One approach to this problem is to leave room for nature to manifest and express itself and then to be inspired by it. Natural creatures are an example of living and thriving on Earth by striking a balance between themselves and the surroundings. They are constantly integrating and optimizing themselves in order to produce life-friendly settings (Oguntona and Aigbavboa, 2017). The lessons that can be learned from nature are summarised in Bio-mimicry Life’s Principles. One of them suggests how natural organisms evolved with the logic of optimising rather than maximising by developing a multi-function design (De Pauw et al., 2010a).

This report deals with two key principles: sustainability and multi-functionality. The aim is to develop a methodology that allows, in an objective manner, the identification of the best tailored building strategy in terms of maximisation of the level of sustainability achievable with one single solution.

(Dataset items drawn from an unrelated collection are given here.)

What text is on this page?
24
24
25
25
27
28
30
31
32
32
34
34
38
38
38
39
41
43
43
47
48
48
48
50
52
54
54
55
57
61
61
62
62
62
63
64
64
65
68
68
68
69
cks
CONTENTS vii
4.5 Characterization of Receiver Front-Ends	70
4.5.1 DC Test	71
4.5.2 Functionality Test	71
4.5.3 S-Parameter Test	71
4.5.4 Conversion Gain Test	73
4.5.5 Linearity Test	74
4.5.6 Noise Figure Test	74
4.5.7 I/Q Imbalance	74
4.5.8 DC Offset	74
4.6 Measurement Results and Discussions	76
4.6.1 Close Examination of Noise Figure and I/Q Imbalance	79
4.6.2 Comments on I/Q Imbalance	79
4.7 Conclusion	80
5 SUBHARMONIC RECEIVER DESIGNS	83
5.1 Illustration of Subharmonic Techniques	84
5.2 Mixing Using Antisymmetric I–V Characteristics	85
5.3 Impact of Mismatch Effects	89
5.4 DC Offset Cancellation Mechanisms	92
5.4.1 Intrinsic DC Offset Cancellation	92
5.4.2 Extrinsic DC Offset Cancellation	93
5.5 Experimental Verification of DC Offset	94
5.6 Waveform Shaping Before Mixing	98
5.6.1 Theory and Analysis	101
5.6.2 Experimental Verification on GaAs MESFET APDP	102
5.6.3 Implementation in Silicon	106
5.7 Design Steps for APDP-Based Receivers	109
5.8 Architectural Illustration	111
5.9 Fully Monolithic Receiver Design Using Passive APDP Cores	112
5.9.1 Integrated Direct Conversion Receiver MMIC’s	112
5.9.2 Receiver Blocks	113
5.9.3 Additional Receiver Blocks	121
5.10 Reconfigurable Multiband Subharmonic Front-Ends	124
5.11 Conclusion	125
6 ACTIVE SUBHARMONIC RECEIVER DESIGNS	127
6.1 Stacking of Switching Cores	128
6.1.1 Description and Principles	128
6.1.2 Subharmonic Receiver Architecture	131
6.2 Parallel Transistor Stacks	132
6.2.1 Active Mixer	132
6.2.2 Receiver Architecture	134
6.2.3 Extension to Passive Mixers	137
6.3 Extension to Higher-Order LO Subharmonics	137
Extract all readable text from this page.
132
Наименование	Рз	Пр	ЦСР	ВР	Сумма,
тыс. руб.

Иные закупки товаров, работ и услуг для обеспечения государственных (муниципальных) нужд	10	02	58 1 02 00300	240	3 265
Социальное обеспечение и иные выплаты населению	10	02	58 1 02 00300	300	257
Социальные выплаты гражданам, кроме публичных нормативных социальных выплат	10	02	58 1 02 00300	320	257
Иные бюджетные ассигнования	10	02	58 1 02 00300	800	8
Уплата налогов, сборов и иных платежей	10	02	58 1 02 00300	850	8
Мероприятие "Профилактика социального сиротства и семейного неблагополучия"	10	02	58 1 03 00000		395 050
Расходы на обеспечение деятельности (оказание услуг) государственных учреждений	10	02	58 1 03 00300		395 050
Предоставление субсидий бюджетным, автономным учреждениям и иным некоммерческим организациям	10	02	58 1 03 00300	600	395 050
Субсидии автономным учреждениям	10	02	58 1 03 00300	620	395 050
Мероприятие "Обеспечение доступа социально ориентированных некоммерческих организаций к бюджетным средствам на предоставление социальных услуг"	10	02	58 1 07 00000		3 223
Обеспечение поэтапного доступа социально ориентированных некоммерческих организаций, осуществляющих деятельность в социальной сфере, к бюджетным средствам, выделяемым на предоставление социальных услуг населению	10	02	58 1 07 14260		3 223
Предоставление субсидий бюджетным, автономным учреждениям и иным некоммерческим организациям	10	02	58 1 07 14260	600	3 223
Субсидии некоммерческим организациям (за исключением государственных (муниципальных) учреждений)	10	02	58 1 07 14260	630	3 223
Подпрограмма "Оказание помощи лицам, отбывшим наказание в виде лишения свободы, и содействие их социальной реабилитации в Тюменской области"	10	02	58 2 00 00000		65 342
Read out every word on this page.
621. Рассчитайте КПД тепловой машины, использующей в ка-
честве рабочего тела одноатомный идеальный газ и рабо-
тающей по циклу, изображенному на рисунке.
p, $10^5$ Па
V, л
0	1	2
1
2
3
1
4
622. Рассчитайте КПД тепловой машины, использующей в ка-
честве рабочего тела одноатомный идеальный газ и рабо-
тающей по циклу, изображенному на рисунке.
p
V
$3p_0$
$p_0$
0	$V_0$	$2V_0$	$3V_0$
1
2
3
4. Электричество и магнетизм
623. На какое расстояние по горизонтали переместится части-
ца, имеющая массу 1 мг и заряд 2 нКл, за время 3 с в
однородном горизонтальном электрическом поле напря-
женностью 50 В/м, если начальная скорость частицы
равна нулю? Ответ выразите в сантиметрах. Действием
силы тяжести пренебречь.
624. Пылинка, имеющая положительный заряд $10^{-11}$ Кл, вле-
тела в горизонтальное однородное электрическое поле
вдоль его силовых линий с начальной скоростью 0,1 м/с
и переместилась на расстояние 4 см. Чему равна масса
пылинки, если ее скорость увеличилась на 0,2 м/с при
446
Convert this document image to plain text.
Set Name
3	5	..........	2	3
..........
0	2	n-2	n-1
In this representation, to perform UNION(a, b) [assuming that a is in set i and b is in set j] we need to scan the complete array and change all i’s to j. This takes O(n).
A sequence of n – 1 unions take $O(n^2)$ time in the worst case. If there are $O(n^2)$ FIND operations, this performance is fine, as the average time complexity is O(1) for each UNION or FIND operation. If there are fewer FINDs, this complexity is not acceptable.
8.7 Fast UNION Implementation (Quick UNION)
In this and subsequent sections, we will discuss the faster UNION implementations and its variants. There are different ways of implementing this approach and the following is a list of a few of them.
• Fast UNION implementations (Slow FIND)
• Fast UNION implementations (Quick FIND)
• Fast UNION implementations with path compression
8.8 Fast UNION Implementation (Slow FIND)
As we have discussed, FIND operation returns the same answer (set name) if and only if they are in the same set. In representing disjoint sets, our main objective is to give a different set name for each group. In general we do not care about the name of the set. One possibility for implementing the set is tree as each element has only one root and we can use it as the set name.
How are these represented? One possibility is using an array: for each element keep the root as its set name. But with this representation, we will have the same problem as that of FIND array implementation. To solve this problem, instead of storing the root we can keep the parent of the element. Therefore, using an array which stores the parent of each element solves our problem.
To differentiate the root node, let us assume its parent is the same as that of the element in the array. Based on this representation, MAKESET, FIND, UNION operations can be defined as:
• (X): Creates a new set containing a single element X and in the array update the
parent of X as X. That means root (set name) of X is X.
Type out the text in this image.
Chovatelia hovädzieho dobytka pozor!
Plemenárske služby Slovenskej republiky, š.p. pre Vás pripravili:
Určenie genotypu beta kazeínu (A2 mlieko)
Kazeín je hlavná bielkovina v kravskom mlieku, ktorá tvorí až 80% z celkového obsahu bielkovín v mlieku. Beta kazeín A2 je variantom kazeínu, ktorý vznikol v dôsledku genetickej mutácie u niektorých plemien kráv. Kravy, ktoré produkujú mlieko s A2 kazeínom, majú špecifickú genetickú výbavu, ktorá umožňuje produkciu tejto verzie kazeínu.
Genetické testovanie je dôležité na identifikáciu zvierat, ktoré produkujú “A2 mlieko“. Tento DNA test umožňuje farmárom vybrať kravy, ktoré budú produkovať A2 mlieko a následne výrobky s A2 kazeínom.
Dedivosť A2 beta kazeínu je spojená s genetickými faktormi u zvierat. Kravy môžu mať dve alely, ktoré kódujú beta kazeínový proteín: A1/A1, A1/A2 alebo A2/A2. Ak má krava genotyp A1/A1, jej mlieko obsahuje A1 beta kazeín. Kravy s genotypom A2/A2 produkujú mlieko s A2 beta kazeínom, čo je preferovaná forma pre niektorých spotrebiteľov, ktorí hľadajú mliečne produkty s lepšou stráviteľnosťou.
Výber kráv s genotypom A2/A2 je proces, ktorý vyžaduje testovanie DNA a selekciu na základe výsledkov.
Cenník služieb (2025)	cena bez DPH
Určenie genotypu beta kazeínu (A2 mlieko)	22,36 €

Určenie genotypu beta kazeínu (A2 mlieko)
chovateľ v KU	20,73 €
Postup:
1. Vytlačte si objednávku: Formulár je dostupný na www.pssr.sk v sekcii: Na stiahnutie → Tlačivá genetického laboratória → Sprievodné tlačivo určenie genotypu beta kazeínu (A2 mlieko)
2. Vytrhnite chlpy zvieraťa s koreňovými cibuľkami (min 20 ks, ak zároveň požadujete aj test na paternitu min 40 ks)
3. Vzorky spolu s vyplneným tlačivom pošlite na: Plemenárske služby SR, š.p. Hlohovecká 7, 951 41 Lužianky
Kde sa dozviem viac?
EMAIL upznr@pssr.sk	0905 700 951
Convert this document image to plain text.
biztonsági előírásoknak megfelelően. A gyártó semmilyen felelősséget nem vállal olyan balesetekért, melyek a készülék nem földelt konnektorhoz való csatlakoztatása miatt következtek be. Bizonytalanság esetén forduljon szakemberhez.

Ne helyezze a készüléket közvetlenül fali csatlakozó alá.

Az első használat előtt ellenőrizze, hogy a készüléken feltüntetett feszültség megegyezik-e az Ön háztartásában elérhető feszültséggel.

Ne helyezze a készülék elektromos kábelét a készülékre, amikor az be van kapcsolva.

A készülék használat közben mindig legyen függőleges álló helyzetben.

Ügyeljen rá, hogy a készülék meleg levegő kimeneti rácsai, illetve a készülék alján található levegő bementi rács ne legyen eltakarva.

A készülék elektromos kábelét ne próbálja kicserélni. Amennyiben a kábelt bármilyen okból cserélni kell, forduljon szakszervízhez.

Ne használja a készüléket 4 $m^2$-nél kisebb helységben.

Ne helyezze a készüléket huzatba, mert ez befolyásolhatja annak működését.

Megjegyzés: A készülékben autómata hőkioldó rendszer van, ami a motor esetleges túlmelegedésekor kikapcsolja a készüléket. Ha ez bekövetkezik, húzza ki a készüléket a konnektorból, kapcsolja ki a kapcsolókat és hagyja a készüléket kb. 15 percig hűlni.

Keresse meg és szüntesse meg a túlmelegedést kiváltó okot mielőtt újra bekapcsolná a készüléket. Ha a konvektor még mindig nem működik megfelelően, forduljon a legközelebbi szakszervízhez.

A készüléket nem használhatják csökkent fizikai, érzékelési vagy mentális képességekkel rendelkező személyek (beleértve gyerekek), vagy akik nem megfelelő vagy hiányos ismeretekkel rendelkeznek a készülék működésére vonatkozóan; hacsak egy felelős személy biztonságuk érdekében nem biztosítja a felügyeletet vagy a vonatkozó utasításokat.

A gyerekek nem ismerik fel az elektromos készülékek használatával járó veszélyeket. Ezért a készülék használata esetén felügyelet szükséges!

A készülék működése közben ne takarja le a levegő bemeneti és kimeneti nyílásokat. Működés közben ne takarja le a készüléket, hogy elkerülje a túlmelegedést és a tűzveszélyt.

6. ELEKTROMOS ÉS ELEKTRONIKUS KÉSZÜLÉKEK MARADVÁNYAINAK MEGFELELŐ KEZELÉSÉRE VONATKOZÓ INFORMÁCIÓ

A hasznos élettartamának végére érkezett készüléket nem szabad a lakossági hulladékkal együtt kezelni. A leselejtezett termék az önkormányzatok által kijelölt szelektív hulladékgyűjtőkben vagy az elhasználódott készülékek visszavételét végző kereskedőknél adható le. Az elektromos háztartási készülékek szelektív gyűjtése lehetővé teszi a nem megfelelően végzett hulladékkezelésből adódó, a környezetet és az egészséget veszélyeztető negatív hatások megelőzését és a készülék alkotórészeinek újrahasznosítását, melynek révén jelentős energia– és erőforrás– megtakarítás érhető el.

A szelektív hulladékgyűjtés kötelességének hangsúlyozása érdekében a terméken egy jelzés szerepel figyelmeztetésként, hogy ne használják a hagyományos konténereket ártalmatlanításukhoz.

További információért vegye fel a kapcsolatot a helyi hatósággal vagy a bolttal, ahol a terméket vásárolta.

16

The project follows 6 steps: research, development, investigation and improvement, validation and testing. The methodology is designed within Microsoft Excel and integrates the sustainability criteria of LEED green building rating system, a program for assessing the green level of buildings that is already widely used internationally. The LEED program appears in all project phases but particularly in the research, development and validation phase. The latter is conducted by the method of comparing data obtained from the tool in Excel with verified data from LEED-certified projects. After the development phase, it emerges that the tool while based on a well-structured, widely used and tested program such as LEED, is prone to subjectivity. Much of the time is therefore devoted to making sure that the tool is project-dependent and not user-dependent. As for the investigation and improvement phases, these are carried out by means of a survey built in Google Forms. Finally, the process of testing the tool is performed by applying it to a real case which is offered by the engineering and architecture company OneWorks. It is the General Aviation terminal at Orio al Serio airport (Bergamo, Italy).

To conclude, time is a crucial aspect when it comes to reducing the impact on the environment. So, this thesis aspires to provide a new methodology that can help designers, engineers and architects to shorten the time it takes to choose the best tailored strategy in terms of sustainability and multi-functionality.